I don’t expect Chiellini to be an every-game player in MLS, but I do expect him to make LAFC better for portions of his time on the field. For a team that’s sitting right in a trophy window, that’s a good thing.


June 3: RSL sign Luna from the El Paso Locomotive in the USL Championship

Reported fee: $250,000, a record USL-to-MLS transaction

Who is Diego Luna and how does he play?

At just 18-years-old, Diego Luna is a creative, smooth attacker. He’s currently away with the U.S. U-20 men’s national team at the Concacaf U-20 Championship where he recently put together a downright fun performance against Canada.

If you’ve watched him play, you’ve probably noticed that Luna has a strange build for a soccer player.

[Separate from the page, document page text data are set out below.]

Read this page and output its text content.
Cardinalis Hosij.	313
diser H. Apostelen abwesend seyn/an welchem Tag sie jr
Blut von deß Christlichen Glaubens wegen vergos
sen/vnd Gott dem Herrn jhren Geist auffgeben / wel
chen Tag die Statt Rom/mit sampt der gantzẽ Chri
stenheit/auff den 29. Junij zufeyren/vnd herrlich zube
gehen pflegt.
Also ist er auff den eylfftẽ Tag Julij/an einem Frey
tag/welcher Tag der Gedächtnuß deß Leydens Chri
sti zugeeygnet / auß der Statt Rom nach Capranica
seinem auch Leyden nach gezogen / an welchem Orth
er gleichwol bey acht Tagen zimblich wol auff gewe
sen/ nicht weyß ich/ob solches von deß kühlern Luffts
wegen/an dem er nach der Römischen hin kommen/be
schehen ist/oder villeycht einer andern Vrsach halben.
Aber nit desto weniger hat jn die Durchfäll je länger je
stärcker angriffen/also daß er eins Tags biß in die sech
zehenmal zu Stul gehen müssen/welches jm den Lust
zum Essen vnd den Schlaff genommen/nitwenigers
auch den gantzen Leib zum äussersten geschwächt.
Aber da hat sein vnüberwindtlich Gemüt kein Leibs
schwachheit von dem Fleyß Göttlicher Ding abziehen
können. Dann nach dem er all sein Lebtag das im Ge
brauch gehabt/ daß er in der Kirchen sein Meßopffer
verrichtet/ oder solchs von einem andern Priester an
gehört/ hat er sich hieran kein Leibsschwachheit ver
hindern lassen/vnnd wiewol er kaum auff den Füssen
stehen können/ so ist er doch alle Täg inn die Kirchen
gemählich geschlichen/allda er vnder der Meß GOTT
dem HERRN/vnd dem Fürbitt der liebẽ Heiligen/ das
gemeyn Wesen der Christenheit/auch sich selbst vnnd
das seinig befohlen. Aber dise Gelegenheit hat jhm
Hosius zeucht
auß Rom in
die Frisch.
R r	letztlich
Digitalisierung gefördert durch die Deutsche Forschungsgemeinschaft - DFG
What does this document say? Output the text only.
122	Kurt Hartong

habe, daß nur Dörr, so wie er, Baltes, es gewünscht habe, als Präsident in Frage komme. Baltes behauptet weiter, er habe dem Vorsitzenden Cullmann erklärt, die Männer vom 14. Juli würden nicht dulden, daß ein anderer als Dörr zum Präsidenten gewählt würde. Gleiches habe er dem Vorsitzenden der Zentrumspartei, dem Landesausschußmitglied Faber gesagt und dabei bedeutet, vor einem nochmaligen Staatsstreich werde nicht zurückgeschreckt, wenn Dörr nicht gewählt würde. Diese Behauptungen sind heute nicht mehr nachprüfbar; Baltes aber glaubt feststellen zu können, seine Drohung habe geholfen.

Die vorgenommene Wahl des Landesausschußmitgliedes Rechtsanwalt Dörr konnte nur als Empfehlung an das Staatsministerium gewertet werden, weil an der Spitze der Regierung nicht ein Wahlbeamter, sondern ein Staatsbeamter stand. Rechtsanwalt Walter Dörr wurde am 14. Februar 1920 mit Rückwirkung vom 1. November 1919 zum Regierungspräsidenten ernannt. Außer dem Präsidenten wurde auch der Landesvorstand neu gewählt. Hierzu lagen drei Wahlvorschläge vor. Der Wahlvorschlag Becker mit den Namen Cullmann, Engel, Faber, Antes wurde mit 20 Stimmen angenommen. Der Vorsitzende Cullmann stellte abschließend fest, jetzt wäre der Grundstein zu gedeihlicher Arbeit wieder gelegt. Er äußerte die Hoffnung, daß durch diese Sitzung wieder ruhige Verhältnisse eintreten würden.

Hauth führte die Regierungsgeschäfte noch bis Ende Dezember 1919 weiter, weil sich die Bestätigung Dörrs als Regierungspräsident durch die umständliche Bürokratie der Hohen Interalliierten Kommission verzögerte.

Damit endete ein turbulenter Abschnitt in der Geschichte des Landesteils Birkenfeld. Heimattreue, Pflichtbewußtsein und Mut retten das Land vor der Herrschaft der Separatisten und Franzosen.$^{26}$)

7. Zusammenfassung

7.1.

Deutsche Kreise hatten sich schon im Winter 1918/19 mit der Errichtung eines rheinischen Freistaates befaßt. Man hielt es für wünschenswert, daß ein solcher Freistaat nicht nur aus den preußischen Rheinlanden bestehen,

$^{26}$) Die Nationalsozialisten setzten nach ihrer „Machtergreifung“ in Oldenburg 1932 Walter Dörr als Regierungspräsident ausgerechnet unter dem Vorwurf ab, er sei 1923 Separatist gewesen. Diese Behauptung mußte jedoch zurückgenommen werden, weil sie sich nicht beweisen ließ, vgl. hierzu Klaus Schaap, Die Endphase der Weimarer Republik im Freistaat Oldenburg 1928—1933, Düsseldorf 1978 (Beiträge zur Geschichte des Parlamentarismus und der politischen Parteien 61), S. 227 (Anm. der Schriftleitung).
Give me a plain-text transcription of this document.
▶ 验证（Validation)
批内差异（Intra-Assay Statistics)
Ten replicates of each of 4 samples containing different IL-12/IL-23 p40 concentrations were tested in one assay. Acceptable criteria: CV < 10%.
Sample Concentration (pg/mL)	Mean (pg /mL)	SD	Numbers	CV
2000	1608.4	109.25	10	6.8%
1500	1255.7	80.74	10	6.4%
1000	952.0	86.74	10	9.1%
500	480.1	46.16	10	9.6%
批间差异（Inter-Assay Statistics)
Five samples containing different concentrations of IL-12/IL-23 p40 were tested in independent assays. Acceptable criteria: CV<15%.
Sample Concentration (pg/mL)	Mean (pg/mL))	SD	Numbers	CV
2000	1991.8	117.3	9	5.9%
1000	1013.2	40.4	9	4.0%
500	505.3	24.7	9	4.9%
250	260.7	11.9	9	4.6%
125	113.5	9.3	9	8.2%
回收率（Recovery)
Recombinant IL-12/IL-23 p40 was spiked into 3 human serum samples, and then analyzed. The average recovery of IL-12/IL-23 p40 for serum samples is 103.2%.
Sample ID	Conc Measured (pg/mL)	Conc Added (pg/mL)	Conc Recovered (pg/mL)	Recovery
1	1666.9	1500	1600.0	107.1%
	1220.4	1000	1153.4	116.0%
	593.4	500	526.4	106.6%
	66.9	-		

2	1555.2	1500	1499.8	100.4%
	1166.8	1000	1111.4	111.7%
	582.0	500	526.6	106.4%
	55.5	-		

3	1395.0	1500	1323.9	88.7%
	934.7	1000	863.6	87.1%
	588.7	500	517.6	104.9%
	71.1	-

But he was one of the best players in the USL Championship before making the move up to MLS. He was named to the USL’s All-League Second Team in 2021 and was a finalist for the Young Player of the Year award, losing out to Jonathan Gomez. With his soft first touch and skill on the ball, Luna jumps off the screen – and the spreadsheets. According to American Soccer Analysis, Luna was the second best player in the USL Championship based on goals added per 90 minutes.

His athleticism is a big question mark, but Luna has talent.

What this deal means for RSL:

Because Real Salt Lake paid a record fee for a USL-to-MLS transaction, it seems pretty clear that they rate Luna quite highly. The teenager already played a few minutes for RSL in a 2-1 loss to Vancouver on June 4, just one day after the official transfer announcement.

Now it’s up to Pablo Mastroeni to find a way to get Luna, Jefferson Savarino, and some of RSL’s other forwards working together and contributing in the attack.